At this stage, the nightclub side which occupies approximately 400 people isn’t allowed to open and it’s impossible to make a living on the pub side which has a occupancy of approximately 200 people.

“On the pub side how do you make it on 1/3 of your capacity? It’s just not feasible. You can’t work the numbers.”

With the decision made the business partners made the decision on Monday.

‘It’s sad, but I can’t help but smile because I think about the memories.”

At times people were lined up around the building.

“The people, the customers, loyal staff – I’ve been blessed.”

“All of the community, the bands I’ve seen start and make it big – they played their hearts out.”

Since the announcement people have been non-stop phoning, texting and sending messages asking if there is anything that can be done.

“Everybody’s in shock – it’s part of Durham.”

Majewski said he started at the bar in the late 1990’s when a band didn’t show and the former owner asked if he could be a dj for the evening.

“It was hopping when I first came here. I was blown away how wonderful this place was when I walked through the doors.”

“It has it’s own energy.”

Majewski said it was always a dream to own the bar and that came true two years ago when he retired after working 37-years in the utility field.

But COVID-19, put an end to that dream.

“I had no clue how bad it would get, but nobody else did either.”

Majewski said he’ll go back to being retired – for now. But The Corral has changed him. It’s been apart of his life for so many years – who knows what the future will bring.

“I don’t have a crystal ball. If I had a crystal ball, then I wouldn’t have stuck around when COVID came.”

Since the news broke of the closing, people have been dropping by just for one last look of The Corral.

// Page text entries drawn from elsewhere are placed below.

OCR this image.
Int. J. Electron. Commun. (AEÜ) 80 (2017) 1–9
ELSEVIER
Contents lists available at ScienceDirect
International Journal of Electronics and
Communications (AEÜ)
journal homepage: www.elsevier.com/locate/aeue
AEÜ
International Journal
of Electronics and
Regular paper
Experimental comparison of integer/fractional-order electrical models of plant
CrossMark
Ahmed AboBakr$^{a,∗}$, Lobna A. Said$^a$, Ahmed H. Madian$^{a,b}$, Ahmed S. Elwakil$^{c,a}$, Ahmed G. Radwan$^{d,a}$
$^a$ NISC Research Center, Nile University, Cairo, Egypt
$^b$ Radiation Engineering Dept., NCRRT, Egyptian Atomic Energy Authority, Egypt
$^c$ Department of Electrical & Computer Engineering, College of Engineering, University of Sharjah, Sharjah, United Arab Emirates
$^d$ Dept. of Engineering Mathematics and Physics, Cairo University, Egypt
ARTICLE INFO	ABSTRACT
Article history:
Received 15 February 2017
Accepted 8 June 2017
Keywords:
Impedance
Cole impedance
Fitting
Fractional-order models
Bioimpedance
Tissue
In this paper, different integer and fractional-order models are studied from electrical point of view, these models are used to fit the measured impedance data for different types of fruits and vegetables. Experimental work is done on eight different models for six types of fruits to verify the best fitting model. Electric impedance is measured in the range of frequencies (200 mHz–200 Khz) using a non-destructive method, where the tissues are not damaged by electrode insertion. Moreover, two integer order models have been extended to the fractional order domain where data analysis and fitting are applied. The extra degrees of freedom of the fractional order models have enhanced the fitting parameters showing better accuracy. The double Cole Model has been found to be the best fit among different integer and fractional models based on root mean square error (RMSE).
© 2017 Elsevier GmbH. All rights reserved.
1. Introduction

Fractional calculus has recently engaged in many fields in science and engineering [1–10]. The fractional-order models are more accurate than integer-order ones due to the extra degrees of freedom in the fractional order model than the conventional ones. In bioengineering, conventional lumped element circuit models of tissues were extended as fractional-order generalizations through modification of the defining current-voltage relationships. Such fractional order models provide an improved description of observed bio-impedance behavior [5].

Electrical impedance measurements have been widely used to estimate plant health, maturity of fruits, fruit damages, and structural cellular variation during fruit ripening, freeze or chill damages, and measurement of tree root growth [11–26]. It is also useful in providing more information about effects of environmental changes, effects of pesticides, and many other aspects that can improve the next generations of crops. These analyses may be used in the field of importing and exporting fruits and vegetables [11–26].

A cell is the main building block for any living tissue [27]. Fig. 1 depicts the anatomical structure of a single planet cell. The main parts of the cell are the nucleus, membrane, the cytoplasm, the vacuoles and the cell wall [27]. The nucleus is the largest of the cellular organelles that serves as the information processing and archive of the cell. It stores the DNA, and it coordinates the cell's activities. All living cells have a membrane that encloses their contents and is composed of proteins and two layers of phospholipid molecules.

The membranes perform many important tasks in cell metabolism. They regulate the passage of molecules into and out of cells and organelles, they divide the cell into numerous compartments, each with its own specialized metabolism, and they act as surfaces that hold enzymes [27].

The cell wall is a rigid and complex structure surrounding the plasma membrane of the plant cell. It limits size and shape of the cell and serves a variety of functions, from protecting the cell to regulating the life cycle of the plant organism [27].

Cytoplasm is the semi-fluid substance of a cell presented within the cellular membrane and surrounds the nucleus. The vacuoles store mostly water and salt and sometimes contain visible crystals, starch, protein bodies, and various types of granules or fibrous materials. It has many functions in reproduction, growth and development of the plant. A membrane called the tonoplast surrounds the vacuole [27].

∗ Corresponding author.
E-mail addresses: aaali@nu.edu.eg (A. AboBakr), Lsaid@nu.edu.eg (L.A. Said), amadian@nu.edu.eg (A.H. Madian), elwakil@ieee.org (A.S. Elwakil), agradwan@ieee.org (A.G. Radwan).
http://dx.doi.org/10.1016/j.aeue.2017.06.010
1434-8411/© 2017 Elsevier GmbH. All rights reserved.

One of those people was Bobby Martin from the James Barker Band who said The Corral was one of the first places the band played as a group.

Martin reminisced about his band mates and friends having a booth where they would meet.

For two years the band developed a large fan base at The Corral.

The last time the band played at the venue there was a line wrapped around the building.

It was always the perfect venue to play.

“You felt like you were at a mosh pit,” said Martin.

‘To this day it was, it was still probably some of the rowdiest crowds we’ve ever played in front of.”

And that list includes Europe and the United States – anywhere.

When Martin saw the post he felt terrible for both owners and wanted to stop by one final time.

“We were really sorry to hear about the bar closing.”

Martin took photos on stage and with the sign.

When COVID first hit, no one in the band thought it would last this long and that it would be his last time at the venue.

“There are so many memories. We grew up in this bar with our college days. The amount of acts we would see (at the Tribute Communities Centre) there and then come here for the country after party where we would play mostly – we’re going to miss this bar.”